Mientras subíamos a su casa en el ascensor lo deseaba con tal fuerza que me sentía a punto de explotar. El deseo era como una soga en torno al cuello. Pero conservé la calma. Aguanté el tipo mientras sonaban ambas caras de la casete Parker con acompañamiento de cuerda que habíamos comprado a un vendedor ambulante en el Village. Llevaba puesta la mínima expresión de una falda de ante, sabía sin lugar a dudas que estaba emitiendo señales sexuales y apenas me cabía duda de que él las estaba recibiendo. Puso la balada más nostálgica de toda su colección y, mientras yo me comía una pera, se quitó la corbata. Luego, inesperadamente, me propuso bailar.
Y bailé con él, durante unos sesenta segundos, el tiempo necesario para el primer beso prolongado. Después lo derribé.

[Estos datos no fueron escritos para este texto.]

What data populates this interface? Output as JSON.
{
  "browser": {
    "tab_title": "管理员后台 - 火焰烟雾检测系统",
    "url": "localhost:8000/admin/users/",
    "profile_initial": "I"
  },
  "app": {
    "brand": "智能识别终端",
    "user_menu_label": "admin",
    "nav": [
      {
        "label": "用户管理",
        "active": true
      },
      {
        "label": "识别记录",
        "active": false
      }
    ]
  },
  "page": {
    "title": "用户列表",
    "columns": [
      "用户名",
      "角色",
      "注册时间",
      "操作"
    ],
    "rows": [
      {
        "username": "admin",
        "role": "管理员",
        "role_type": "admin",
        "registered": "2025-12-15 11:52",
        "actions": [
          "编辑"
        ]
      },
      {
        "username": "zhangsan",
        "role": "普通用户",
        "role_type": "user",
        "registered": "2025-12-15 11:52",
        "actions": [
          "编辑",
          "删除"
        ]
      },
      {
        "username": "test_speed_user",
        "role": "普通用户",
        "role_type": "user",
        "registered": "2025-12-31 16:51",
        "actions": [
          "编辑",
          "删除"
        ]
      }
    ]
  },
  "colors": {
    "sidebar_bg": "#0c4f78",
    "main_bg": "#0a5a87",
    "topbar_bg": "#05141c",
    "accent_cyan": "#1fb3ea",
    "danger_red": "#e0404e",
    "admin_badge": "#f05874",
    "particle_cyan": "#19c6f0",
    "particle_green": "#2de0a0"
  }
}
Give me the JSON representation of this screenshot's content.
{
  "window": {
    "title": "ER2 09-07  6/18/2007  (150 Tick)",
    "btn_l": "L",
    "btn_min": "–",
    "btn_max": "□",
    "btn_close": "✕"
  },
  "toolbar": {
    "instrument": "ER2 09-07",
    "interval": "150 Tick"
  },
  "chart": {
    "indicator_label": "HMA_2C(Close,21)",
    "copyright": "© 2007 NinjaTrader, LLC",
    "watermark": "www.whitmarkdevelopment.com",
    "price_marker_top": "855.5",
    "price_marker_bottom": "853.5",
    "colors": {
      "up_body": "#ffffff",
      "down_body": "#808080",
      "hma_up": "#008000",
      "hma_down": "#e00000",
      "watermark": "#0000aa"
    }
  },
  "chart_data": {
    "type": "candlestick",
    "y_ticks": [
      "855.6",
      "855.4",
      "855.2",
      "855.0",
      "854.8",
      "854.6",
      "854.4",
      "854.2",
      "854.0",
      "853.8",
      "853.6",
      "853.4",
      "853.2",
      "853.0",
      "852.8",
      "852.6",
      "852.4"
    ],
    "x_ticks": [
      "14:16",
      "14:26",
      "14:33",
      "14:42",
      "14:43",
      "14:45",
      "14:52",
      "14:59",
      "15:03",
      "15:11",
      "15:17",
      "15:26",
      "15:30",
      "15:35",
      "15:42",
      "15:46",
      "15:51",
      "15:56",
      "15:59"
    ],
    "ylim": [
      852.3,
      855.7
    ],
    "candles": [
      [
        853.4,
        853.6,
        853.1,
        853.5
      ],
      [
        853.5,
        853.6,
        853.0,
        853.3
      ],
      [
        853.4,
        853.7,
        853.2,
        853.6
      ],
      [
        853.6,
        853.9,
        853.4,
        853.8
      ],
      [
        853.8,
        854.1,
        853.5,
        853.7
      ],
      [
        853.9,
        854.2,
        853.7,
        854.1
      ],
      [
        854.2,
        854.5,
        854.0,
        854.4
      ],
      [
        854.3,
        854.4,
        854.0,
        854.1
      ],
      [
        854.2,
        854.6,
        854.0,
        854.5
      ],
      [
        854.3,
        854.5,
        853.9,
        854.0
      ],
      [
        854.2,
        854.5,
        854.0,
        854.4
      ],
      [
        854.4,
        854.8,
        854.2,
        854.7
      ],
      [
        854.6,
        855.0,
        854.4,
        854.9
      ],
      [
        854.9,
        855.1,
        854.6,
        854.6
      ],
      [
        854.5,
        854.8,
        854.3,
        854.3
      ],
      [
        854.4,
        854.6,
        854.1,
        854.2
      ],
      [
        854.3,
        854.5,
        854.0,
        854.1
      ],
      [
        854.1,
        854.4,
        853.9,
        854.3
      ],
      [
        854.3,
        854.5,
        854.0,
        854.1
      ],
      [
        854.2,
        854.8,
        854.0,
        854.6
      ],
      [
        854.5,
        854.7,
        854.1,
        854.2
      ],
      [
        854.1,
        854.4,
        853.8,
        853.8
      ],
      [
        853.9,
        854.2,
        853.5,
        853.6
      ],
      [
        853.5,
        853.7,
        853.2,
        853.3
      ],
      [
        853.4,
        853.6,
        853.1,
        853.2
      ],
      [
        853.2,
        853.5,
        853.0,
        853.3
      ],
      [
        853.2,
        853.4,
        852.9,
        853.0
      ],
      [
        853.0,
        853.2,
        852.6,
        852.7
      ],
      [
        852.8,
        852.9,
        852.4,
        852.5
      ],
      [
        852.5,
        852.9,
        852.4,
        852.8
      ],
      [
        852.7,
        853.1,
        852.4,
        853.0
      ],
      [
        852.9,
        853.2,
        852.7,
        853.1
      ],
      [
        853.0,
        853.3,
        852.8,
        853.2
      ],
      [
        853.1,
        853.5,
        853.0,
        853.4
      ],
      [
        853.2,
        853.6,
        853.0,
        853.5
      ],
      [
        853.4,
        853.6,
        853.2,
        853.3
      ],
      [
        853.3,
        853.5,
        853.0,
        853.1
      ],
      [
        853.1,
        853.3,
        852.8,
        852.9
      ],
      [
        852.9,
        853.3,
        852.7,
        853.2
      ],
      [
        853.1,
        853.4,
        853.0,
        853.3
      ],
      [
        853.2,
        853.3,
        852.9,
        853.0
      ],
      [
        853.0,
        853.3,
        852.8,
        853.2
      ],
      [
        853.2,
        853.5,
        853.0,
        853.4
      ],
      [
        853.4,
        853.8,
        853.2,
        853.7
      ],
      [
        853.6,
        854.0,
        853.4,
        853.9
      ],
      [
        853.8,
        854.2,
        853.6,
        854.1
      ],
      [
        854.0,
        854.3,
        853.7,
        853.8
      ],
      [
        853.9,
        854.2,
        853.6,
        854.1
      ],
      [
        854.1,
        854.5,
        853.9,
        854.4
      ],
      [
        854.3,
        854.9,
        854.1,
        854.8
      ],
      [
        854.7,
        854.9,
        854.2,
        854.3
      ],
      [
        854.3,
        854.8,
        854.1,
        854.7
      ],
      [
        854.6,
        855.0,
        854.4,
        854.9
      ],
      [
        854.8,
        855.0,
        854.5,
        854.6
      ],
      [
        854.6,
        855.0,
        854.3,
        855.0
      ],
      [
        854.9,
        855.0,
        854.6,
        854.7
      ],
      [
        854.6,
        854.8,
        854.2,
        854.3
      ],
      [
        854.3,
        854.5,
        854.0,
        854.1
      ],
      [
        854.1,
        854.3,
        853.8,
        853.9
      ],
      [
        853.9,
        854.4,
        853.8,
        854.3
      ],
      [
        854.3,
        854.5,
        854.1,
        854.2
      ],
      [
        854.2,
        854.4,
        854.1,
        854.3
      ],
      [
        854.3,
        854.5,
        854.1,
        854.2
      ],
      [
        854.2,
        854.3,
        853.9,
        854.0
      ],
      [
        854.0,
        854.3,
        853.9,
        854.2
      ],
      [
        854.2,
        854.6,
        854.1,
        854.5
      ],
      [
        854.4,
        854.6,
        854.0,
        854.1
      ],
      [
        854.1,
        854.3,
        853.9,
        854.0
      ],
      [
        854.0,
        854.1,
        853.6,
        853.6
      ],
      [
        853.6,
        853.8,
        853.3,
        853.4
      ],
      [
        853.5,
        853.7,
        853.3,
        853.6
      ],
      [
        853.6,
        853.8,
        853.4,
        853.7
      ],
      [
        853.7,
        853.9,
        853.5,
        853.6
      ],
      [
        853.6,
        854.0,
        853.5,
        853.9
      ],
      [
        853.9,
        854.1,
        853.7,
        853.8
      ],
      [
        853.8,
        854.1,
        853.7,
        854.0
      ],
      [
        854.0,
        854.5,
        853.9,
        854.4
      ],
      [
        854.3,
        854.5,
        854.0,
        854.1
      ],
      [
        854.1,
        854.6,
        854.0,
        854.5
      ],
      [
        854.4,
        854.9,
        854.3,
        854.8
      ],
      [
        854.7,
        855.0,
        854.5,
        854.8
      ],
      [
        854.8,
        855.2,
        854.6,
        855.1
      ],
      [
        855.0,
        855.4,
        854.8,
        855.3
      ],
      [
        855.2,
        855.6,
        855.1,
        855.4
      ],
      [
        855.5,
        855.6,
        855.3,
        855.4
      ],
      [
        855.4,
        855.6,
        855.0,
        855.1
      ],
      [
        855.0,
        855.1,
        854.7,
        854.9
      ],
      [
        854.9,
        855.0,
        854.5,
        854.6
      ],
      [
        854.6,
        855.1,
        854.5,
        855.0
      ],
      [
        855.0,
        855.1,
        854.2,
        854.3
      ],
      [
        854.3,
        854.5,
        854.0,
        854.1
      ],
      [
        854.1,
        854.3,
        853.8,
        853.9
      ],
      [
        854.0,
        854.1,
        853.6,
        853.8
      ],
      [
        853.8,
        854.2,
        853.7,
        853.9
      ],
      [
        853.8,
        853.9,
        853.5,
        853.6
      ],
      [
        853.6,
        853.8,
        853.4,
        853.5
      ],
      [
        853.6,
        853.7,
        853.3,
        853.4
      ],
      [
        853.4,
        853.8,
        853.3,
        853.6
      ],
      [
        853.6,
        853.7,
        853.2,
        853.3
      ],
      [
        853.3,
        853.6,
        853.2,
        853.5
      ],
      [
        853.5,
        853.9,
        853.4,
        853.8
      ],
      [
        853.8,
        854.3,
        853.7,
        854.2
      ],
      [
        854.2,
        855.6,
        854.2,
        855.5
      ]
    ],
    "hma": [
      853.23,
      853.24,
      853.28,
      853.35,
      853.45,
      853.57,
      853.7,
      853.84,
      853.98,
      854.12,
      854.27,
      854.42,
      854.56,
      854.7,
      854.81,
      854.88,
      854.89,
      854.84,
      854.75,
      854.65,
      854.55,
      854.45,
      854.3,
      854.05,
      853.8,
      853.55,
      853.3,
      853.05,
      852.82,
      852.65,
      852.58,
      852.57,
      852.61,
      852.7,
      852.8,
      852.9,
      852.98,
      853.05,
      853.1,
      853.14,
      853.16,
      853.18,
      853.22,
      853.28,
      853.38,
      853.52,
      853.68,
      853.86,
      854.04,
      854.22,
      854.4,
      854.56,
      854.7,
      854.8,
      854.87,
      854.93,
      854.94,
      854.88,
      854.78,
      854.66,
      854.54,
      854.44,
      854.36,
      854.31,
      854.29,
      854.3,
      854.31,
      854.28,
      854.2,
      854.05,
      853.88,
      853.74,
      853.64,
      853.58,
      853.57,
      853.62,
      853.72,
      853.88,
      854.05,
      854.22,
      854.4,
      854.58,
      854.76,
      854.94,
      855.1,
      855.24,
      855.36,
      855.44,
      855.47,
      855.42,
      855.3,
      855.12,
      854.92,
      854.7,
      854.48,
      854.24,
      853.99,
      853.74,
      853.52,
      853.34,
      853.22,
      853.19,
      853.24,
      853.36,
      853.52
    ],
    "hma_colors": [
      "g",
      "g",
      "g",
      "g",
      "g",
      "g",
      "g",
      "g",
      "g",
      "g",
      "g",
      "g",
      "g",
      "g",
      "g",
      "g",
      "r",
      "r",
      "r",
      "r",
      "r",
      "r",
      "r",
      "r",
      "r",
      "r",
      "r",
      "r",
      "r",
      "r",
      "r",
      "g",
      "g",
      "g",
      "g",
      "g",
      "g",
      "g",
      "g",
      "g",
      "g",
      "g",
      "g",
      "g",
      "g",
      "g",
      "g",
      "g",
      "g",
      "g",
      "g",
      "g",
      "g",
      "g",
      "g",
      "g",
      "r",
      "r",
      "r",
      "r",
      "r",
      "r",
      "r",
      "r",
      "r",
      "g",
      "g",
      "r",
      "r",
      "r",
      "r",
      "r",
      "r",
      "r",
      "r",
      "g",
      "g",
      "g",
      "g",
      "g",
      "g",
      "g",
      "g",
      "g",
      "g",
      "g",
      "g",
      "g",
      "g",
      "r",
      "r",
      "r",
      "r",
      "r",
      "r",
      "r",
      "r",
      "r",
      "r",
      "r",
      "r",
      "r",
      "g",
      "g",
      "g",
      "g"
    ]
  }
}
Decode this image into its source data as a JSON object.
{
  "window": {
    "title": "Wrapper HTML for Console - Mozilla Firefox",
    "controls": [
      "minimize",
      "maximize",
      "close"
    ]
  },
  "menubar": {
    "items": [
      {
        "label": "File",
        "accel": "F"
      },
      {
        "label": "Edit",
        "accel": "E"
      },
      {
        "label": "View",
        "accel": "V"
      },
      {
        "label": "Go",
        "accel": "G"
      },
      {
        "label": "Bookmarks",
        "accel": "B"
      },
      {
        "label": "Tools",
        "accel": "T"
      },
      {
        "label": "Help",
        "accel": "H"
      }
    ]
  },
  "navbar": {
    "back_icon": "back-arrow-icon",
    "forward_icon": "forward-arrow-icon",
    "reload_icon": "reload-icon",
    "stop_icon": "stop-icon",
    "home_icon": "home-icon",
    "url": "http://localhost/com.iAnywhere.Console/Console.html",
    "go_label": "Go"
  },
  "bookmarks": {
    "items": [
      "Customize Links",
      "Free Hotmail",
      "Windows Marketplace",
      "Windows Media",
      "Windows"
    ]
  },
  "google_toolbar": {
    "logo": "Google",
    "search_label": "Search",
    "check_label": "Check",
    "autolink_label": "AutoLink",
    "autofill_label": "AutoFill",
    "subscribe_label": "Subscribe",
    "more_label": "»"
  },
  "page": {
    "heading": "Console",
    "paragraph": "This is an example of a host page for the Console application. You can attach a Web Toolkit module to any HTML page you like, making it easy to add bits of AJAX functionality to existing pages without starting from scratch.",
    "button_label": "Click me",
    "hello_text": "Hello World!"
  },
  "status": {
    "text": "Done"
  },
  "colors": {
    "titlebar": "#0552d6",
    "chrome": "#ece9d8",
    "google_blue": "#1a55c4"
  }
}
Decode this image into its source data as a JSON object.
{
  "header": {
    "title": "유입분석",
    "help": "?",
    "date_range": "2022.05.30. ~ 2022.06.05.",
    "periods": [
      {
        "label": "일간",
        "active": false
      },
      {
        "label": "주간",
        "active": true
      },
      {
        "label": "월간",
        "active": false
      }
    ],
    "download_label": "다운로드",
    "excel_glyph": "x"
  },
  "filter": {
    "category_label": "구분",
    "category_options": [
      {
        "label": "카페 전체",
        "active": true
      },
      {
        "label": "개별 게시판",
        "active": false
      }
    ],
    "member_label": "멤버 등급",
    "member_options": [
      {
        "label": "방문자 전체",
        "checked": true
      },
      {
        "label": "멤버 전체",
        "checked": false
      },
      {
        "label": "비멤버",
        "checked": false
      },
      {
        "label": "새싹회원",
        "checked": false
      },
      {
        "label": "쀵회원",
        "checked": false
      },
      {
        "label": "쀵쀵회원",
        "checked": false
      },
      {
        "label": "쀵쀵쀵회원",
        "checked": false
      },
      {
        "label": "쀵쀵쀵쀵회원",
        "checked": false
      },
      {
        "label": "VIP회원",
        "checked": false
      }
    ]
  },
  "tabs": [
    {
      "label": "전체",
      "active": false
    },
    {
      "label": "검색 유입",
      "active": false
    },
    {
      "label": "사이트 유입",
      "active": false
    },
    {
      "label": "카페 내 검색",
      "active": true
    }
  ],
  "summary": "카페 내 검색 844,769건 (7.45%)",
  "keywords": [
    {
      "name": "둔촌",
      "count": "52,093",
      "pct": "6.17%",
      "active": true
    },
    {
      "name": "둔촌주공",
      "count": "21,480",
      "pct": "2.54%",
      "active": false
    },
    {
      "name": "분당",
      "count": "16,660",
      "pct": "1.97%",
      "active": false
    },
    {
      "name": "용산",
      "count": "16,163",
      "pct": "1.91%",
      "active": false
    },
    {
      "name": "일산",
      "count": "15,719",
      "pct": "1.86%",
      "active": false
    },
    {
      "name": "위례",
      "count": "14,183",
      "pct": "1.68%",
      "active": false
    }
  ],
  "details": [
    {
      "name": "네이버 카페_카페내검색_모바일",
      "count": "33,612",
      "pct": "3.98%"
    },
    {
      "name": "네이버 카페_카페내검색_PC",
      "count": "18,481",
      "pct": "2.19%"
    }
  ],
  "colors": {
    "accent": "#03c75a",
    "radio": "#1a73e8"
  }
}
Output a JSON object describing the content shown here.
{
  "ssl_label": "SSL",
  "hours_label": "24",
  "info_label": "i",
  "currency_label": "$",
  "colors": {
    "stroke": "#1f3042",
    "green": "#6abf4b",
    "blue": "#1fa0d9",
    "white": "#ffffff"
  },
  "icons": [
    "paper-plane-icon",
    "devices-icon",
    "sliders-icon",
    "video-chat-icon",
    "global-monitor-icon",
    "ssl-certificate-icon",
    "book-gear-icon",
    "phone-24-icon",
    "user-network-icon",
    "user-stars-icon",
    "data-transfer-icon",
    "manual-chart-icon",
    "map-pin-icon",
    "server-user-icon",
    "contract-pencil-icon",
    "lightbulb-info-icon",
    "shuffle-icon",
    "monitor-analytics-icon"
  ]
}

Sus labios en mi pezón enviaron descargas eléctricas por todo mi cuerpo. A la vez que me bajaba las medias y empezaba a acariciarme, yo lo agarré con fuerza y lo arañé, como si tratara de dejarlo marcado para demostrar que me pertenecía. Tuve un orgasmo, y otro, y después otro, y otro más. Le arranqué los calzoncillos bajo la luz de la lámpara y lo hice mío. Follamos sobre un ensayo de Nat Hentoff. Luego de pie bajo la foto enmarcada de la carpa de Birdland. No me cansaba de él, de sentirlo dentro, poderoso, misterioso, ardiente. Y cuando ya no tuvo nada que darme y estaba ensimismado en sus frenéticas convulsiones, abrí la boca sin piedad y le clavé los dientes como una caníbal.